Conservação da natureza é uma bela expressão que, na verdade, não deveria sequer existir. Usá-la roça a blasfémia. Pois cerca de 98% da floresta pertence a privados. E floresta privada significa, de alguma maneira, transformar madeira em dinheiro. De qualquer modo, a natureza tem que se fazer pagar, não? Quando conheci estas florestas de monocultura, há mais de trinta anos, fiquei chocado. Comercializar a floresta? Sim, de preferência sob a forma de monocultura de eucalipto, disse-me ironicamente o meu amigo Thomas. Mas há também o lobby das aguardentes de medronho, entre tantos outros assuntos, como me esclarecia o colega Américo Telo. Explorar a floresta? Exatamente.

No sítio onde vivo, na encosta Sul da Picota, na serra de Monchique, não há uma única parcela que pertença ao Estado. No entanto, muitos dos proprietários privados desistiram dos seus terrenos. Assim, o eucalipto tem condições propícias para crescer selvagem e, com ele, dois outros tipos de árvore invasora australiana: a acácia e a mimosa. Acácias e Mimosas? Sim, plantas pioneiras da Austrália. O que fazem aqui, em Portugal? E, acima de tudo, quem as plantou cá? Ninguém? Ninguém.

Depois de um incêndio, cada acácia/mimosa dá rapidamente origem a 50 filhotes da mesma espécie. 50 acácias darão 500 acácias em pouco tempo e, estas, facilmente origem a milhares de outras acácias/mimosas. Em Monchique, crescem atualmente cinco milhões destas duas espécies. São o resultado dos incêndios florestais. As suas sementes voam com o vento e são resistentes ao fogo.

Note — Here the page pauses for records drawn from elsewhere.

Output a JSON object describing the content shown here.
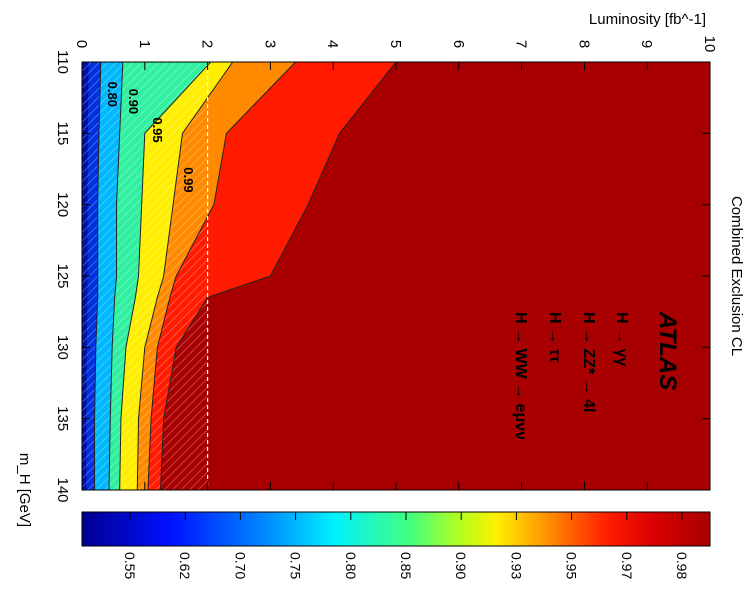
{
  "chart_data": {
    "type": "heatmap",
    "title": "Combined Exclusion CL",
    "xlabel": "m_H [GeV]",
    "ylabel": "Luminosity [fb^-1]",
    "xlim": [
      110,
      140
    ],
    "ylim": [
      0,
      10
    ],
    "x_ticks": [
      "110",
      "115",
      "120",
      "125",
      "130",
      "135",
      "140"
    ],
    "y_ticks": [
      "0",
      "1",
      "2",
      "3",
      "4",
      "5",
      "6",
      "7",
      "8",
      "9",
      "10"
    ],
    "x": [
      110,
      115,
      120,
      125,
      126.5,
      130,
      135,
      140
    ],
    "contours": [
      {
        "level": "0.80",
        "values": [
          0.3,
          0.27,
          0.25,
          0.25,
          0.25,
          0.22,
          0.2,
          0.2
        ]
      },
      {
        "level": "0.90",
        "values": [
          0.65,
          0.6,
          0.55,
          0.55,
          0.52,
          0.48,
          0.45,
          0.43
        ]
      },
      {
        "level": "0.95",
        "values": [
          2.05,
          1.0,
          0.95,
          0.9,
          0.85,
          0.7,
          0.62,
          0.6
        ]
      },
      {
        "level": "0.99",
        "values": [
          2.4,
          1.6,
          1.45,
          1.3,
          1.2,
          1.0,
          0.9,
          0.88
        ]
      },
      {
        "level": "",
        "values": [
          3.4,
          2.3,
          2.1,
          1.5,
          1.4,
          1.2,
          1.1,
          1.05
        ]
      },
      {
        "level": "",
        "values": [
          5.0,
          4.1,
          3.6,
          3.0,
          2.0,
          1.5,
          1.3,
          1.25
        ]
      }
    ],
    "exclusion_line": {
      "luminosity": 2.0
    },
    "colorbar": {
      "ticks": [
        "0.55",
        "0.62",
        "0.70",
        "0.75",
        "0.80",
        "0.85",
        "0.90",
        "0.93",
        "0.95",
        "0.97",
        "0.98"
      ]
    },
    "colors": {
      "dark_red": "#a80000",
      "red": "#ff1a00",
      "orange": "#ff7a00",
      "yellow": "#fff000",
      "green": "#78ff3a",
      "cyan": "#00e8ff",
      "blue": "#0040ff",
      "dark_blue": "#000090"
    },
    "annotations": {
      "experiment": "ATLAS",
      "channels": [
        "H → γγ",
        "H → ZZ* → 4l",
        "H → ττ",
        "H → WW → eμνν"
      ]
    }
  }
}
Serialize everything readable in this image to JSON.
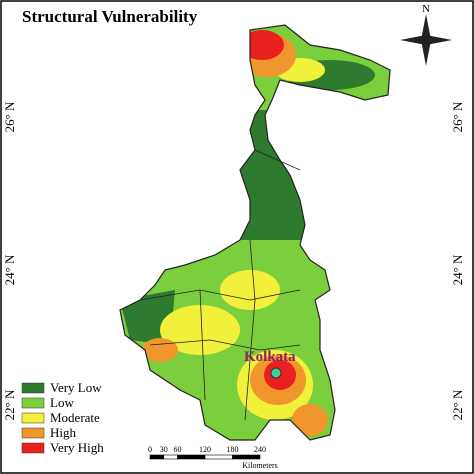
{
  "title": "Structural Vulnerability",
  "legend": [
    {
      "label": "Very Low",
      "color": "#2e7a2e"
    },
    {
      "label": "Low",
      "color": "#7ccf3c"
    },
    {
      "label": "Moderate",
      "color": "#f1f03a"
    },
    {
      "label": "High",
      "color": "#f0962c"
    },
    {
      "label": "Very High",
      "color": "#e8211f"
    }
  ],
  "latitude_labels": [
    "26° N",
    "24° N",
    "22° N"
  ],
  "north_label": "N",
  "city": "Kolkata",
  "scale_bar": {
    "ticks": [
      0,
      30,
      60,
      120,
      180,
      240
    ],
    "unit": "Kilometers"
  }
}
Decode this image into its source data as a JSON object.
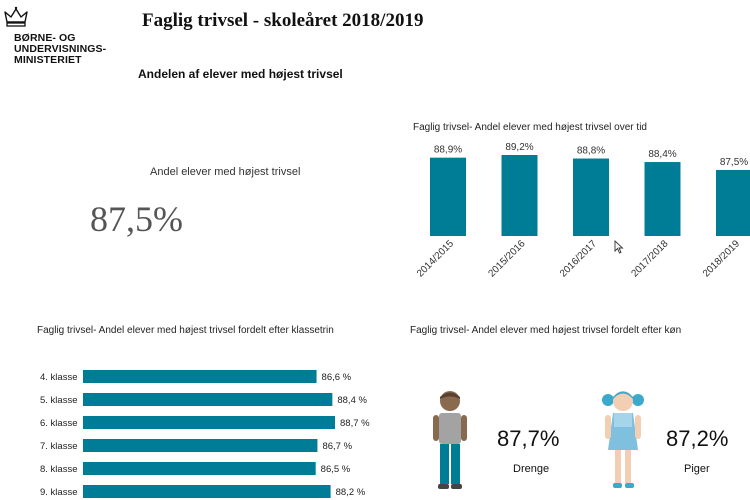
{
  "logo": {
    "name": "BØRNE- OG\nUNDERVISNINGS-\nMINISTERIET",
    "icon": "crown-icon"
  },
  "header": {
    "title": "Faglig trivsel - skoleåret 2018/2019",
    "subtitle": "Andelen af elever med højest trivsel"
  },
  "kpi": {
    "label": "Andel elever med højest trivsel",
    "value": "87,5%"
  },
  "panels": {
    "time_title": "Faglig trivsel- Andel elever med højest trivsel over tid",
    "grade_title": "Faglig trivsel- Andel elever med højest trivsel fordelt efter klassetrin",
    "gender_title": "Faglig trivsel- Andel elever med højest trivsel fordelt efter køn"
  },
  "colors": {
    "bar": "#007d96",
    "boy_skin": "#8a6a4e",
    "boy_shirt": "#a3a3a3",
    "boy_pants": "#007d96",
    "girl_hair": "#3aa9cc",
    "girl_dress": "#7fc0de"
  },
  "chart_data": [
    {
      "type": "bar",
      "orientation": "vertical",
      "categories": [
        "2014/2015",
        "2015/2016",
        "2016/2017",
        "2017/2018",
        "2018/2019"
      ],
      "values": [
        88.9,
        89.2,
        88.8,
        88.4,
        87.5
      ],
      "data_labels": [
        "88,9%",
        "89,2%",
        "88,8%",
        "88,4%",
        "87,5%"
      ],
      "title": "Faglig trivsel- Andel elever med højest trivsel over tid",
      "xlabel": "",
      "ylabel": "",
      "grid": false
    },
    {
      "type": "bar",
      "orientation": "horizontal",
      "categories": [
        "4. klasse",
        "5. klasse",
        "6. klasse",
        "7. klasse",
        "8. klasse",
        "9. klasse"
      ],
      "values": [
        86.6,
        88.4,
        88.7,
        86.7,
        86.5,
        88.2
      ],
      "data_labels": [
        "86,6 %",
        "88,4 %",
        "88,7 %",
        "86,7 %",
        "86,5 %",
        "88,2 %"
      ],
      "title": "Faglig trivsel- Andel elever med højest trivsel fordelt efter klassetrin",
      "xlabel": "",
      "ylabel": "",
      "grid": false
    }
  ],
  "gender": [
    {
      "label": "Drenge",
      "value": "87,7%",
      "icon": "boy-icon"
    },
    {
      "label": "Piger",
      "value": "87,2%",
      "icon": "girl-icon"
    }
  ]
}
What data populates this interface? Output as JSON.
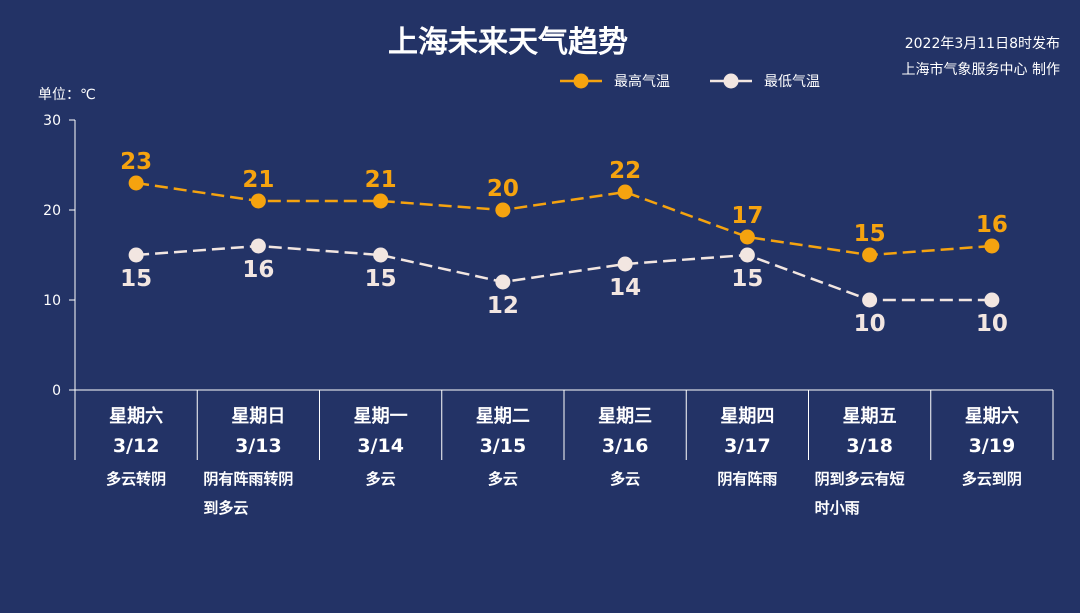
{
  "header": {
    "title": "上海未来天气趋势",
    "publish_time": "2022年3月11日8时发布",
    "producer": "上海市气象服务中心 制作"
  },
  "chart_data": {
    "type": "line",
    "title": "上海未来天气趋势",
    "unit_label": "单位：℃",
    "ylim": [
      0,
      30
    ],
    "yticks": [
      "0",
      "10",
      "20",
      "30"
    ],
    "grid": false,
    "legend_position": "top-right",
    "categories": [
      {
        "day": "星期六",
        "date": "3/12",
        "weather": [
          "多云转阴"
        ]
      },
      {
        "day": "星期日",
        "date": "3/13",
        "weather": [
          "阴有阵雨转阴",
          "到多云"
        ]
      },
      {
        "day": "星期一",
        "date": "3/14",
        "weather": [
          "多云"
        ]
      },
      {
        "day": "星期二",
        "date": "3/15",
        "weather": [
          "多云"
        ]
      },
      {
        "day": "星期三",
        "date": "3/16",
        "weather": [
          "多云"
        ]
      },
      {
        "day": "星期四",
        "date": "3/17",
        "weather": [
          "阴有阵雨"
        ]
      },
      {
        "day": "星期五",
        "date": "3/18",
        "weather": [
          "阴到多云有短",
          "时小雨"
        ]
      },
      {
        "day": "星期六",
        "date": "3/19",
        "weather": [
          "多云到阴"
        ]
      }
    ],
    "series": [
      {
        "name": "最高气温",
        "color": "#f5a30f",
        "values": [
          23,
          21,
          21,
          20,
          22,
          17,
          15,
          16
        ]
      },
      {
        "name": "最低气温",
        "color": "#f2e6e1",
        "values": [
          15,
          16,
          15,
          12,
          14,
          15,
          10,
          10
        ]
      }
    ]
  }
}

É possível observá-las a crescer. Eu já as observo há seis anos, dia a dia, nos passeios com o meu cão.

Se houvesse um botânico que estivesse familiarizado com estas árvores invasoras e as explicasse, saberia que, em caso algum, se deveria usar uma motosserra numa mimosa ou acácia. A sua extinção estaria no uso de um pequeno canivete para retirar a casca do tronco (veja-se: https://invasoras.pt/). Depois, é esperar e vigiar a árvore para verificar se, de facto, morreu. Se a acácia ou a mimosa seca lentamente? Isso pode demorar até cerca de três meses. Se, pelo contrário, usar a motoserra, da casca nascerão, mais uma vez, 50 novos rebentos. Não posso deixar de suspeitar que a riqueza financeira que o eucalipto concedeu a alguns proprietários em Monchique está agora em perigo. As acácias e as mimosas semeiam-se a si próprias por toda a parte e onde enraizaram pela primeira vez comportam-se como um hóspede que se convidou a si próprio para jantar. Com a sua madeira não se ganha dinheiro. Pelo contrário, custa mesmo muito dinheiro convencer alguém a expulsar novamente o hóspede não convidado.

Desde 1990, já se registaram cinco incêndios aqui em Monchique: em julho de 1991, em setembro de 2003, em agosto de 2004, em setembro de 2016 e em agosto de 2018. A paisagem, outrora agraciada com o distintivo da Rede Natura 2000 da UE, está agora completamente destruída. Mas, quem se importa com isso? O ICNF? A GNR? A Câmara Municipal de Monchique? Algum Governo? A Comissão Europeia? Não, de modo algum. As reservas naturais devem ser exploradas como uma mina. Mas, a quem pertence uma propriedade abandonada na zona da Rede Natura 2000, quando a mesma ardeu e depois foi abandonada? A ninguém? Quando o proprietário já morreu e não existem herdeiros?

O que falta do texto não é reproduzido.